Du rêve à la réalité

Louis Danvers
Louis Danvers Journaliste cinéma

Entre vie réelle et roman-photo, Julie Lopes Curval charme et amuse avec un Toi et moi, où brillent Julie Depardieu et Marion Cotillard

Ringard et obsolète aux yeux de beaucoup, le roman-photo se vend et donc se lit encore abondamment. Ariane, une des deux s£urs héroïnes de Toi et moi, a d’ailleurs pour métier d’en écrire, transposant volontiers dans ses histoires sa propre vie amoureuse et celle de sa frangine Lena, laquelle est musicienne de profession. Très différentes en apparence (la douce et secrète Lena prend des airs tchékhoviens alors que la volubile et hyperactive Ariane semble sortie d’une comédie avec Shirley McLaine), les deux jeunes femmes ont en commun une difficulté certaine à faire rimer idéal affectif et réalité décevant leurs attentes. Ainsi Ariane aimerait-elle que son petit ami Farid endosse un rôle de prince charmant dont il ne veut pas, se dérobant à tout véritable engagement. Lena, en ménage avec François, s’ennuie pour sa part d’une authentique passion qu’un violoniste virtuose va lui faire soudainement miroiter.

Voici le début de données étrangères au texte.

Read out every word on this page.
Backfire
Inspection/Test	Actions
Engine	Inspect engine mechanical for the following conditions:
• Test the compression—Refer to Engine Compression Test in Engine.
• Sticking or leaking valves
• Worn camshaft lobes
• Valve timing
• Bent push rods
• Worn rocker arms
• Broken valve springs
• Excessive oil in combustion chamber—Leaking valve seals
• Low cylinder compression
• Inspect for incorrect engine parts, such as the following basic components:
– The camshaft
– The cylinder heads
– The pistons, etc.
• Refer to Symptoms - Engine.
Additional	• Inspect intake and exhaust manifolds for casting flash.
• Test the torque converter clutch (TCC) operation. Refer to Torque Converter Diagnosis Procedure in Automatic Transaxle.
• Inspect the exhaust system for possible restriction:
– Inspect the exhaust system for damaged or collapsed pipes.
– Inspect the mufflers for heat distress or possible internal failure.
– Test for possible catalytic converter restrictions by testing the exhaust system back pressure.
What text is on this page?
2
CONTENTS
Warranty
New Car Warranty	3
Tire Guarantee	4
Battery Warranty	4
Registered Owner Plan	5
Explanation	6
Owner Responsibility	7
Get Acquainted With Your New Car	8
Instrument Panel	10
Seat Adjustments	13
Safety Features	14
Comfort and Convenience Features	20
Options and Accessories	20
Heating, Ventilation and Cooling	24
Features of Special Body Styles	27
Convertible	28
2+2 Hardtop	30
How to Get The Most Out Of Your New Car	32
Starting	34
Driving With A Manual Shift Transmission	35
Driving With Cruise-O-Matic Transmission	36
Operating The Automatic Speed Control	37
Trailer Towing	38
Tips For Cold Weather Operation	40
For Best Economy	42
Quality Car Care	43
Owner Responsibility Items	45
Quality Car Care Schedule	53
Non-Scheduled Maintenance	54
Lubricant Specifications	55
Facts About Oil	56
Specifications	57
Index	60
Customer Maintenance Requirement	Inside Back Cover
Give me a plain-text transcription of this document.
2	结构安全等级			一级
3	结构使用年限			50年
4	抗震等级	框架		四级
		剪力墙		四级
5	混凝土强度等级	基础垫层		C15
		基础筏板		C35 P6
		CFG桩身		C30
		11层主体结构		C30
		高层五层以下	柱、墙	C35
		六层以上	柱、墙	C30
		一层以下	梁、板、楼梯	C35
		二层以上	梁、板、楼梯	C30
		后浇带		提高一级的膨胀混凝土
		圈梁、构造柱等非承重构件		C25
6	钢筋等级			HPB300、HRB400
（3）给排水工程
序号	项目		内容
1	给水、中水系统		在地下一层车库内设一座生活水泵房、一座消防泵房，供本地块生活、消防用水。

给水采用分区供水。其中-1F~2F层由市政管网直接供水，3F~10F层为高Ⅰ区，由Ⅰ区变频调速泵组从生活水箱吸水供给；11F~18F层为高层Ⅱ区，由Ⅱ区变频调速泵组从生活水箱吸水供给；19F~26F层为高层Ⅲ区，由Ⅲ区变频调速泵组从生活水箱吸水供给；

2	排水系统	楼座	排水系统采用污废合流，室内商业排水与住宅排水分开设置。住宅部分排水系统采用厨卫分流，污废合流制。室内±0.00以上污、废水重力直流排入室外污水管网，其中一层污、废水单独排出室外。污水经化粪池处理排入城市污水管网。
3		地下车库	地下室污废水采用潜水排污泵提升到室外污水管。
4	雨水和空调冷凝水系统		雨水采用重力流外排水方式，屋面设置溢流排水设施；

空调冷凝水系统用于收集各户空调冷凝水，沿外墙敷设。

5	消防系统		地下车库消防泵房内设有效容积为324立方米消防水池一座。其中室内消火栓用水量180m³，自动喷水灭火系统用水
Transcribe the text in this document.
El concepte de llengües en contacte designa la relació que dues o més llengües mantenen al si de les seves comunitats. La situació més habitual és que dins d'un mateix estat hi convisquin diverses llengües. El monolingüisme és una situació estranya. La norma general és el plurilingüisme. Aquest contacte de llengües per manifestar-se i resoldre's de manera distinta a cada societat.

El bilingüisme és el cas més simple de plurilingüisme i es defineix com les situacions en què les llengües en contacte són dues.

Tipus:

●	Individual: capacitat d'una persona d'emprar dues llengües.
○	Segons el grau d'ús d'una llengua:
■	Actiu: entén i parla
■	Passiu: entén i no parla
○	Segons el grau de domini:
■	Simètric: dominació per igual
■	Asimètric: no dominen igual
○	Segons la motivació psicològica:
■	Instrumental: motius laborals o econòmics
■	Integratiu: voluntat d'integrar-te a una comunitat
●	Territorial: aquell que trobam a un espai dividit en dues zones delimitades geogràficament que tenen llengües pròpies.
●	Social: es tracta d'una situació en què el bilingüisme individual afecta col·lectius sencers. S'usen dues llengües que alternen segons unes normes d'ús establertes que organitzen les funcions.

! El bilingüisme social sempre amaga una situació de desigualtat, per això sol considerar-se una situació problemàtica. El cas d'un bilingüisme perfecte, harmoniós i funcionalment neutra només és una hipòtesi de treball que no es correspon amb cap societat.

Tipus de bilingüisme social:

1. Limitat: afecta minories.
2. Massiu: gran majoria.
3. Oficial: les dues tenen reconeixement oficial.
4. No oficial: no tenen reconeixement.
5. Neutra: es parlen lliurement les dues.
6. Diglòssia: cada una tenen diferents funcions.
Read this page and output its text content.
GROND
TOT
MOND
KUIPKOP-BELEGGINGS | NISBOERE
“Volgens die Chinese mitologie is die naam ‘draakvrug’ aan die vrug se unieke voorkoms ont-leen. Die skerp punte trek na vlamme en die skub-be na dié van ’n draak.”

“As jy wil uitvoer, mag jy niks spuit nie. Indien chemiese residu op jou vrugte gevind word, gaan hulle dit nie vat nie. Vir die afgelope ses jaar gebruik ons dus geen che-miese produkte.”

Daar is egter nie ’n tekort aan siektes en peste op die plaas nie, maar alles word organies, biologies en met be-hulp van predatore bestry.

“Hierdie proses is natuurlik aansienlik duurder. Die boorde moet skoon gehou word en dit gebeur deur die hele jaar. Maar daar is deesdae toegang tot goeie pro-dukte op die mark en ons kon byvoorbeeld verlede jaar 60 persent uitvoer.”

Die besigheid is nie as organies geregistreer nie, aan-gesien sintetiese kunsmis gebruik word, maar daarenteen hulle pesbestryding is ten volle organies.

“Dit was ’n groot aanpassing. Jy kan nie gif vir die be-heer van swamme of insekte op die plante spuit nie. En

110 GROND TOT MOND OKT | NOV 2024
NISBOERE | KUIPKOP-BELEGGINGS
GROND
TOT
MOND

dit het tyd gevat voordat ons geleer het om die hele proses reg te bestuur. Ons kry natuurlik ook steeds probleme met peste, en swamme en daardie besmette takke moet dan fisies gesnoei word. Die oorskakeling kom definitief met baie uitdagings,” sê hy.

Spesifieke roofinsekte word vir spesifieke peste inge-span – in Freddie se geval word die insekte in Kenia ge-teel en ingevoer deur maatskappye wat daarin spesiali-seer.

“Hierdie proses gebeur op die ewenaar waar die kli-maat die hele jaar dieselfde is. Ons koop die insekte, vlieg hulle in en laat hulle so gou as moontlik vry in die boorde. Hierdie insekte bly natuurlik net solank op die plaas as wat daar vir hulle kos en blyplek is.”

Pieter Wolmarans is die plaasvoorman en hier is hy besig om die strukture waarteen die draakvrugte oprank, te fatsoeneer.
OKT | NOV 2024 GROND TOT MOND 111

 » Avec ce film, j’ai voulu m’interroger sur les acquis des femmes de ma génération, et sur ce que nous avons derrière nous : la mémoire de nos mères, de nos grand-mères, de ces femmes qui souvent sont restées à attendre une vie qu’elles n’ont pas vécue « , explique Julie Lopes Curval. La réalisatrice qu’on a découverte voici quelques années au Festival de Cannes, où son premier long-métrage Bord de mer lui valut la Caméra d’or, pense que,  » malgré la liberté gagnée, faire le bon choix est toujours délicat pour une femme, d’autant que nous trottent encore dans la tête des clichés du passé, des illusions pas encore dissipées parce que sans doute nécessaires : le rêve d’aimer, de partager un bonheur à deux, reste présent, je crois, en chacune de nous.  »

Eternel féminin

Avouant une tendresse particulière pour  » les choses désuètes « , Julie Lopes Curval s’est plu à mettre en scène elle-même un univers de roman-photo où évoluent les mêmes acteurs qui interprètent aussi la fiction de son film. Ces images fixes, outrées jusqu’au kitsch, elle les a très astucieusement semées dans le montage de Toi et moi, où leur contraste ludique avec les scènes réalistes est plus d’une fois fort savoureux. Elle a aussi progressivement  » infiltré  » les dialogues du film avec des formules dignes des phylactères du roman-photo, créant une contagion comique des plus réussies.  » L’humour, poussé parfois jusqu’au burlesque, est indissociable de mon approche des situations et des êtres, souligne la jeune réalisatrice, et ce, même si les thèmes abordés frôlent parfois, au fond, le tragique.  » Parler légèrement de choses graves, Julie Lopes Curval y parvient avec un vrai bonheur d’écriture et une mise en scène précise. Fort bien choisis, ses comédiens jouent le jeu avec un enthousiasme communicatif. La pétulante Julie Depardieu (Ariane) et la discrète Marion Cotillard (Lena) déclinent à merveille les variations d’un éternel féminin cadré tantôt de manière plaisante, tantôt avec des accents poignants. Leurs partenaires masculins voient leur palette nettement plus réduite, mais le Belge Jonathan Zaccaï n’en réussit pas moins une prestation remarquée dans le rôle du violoniste vedette avec lequel Lena vivra une expérience frustrante mais décisive.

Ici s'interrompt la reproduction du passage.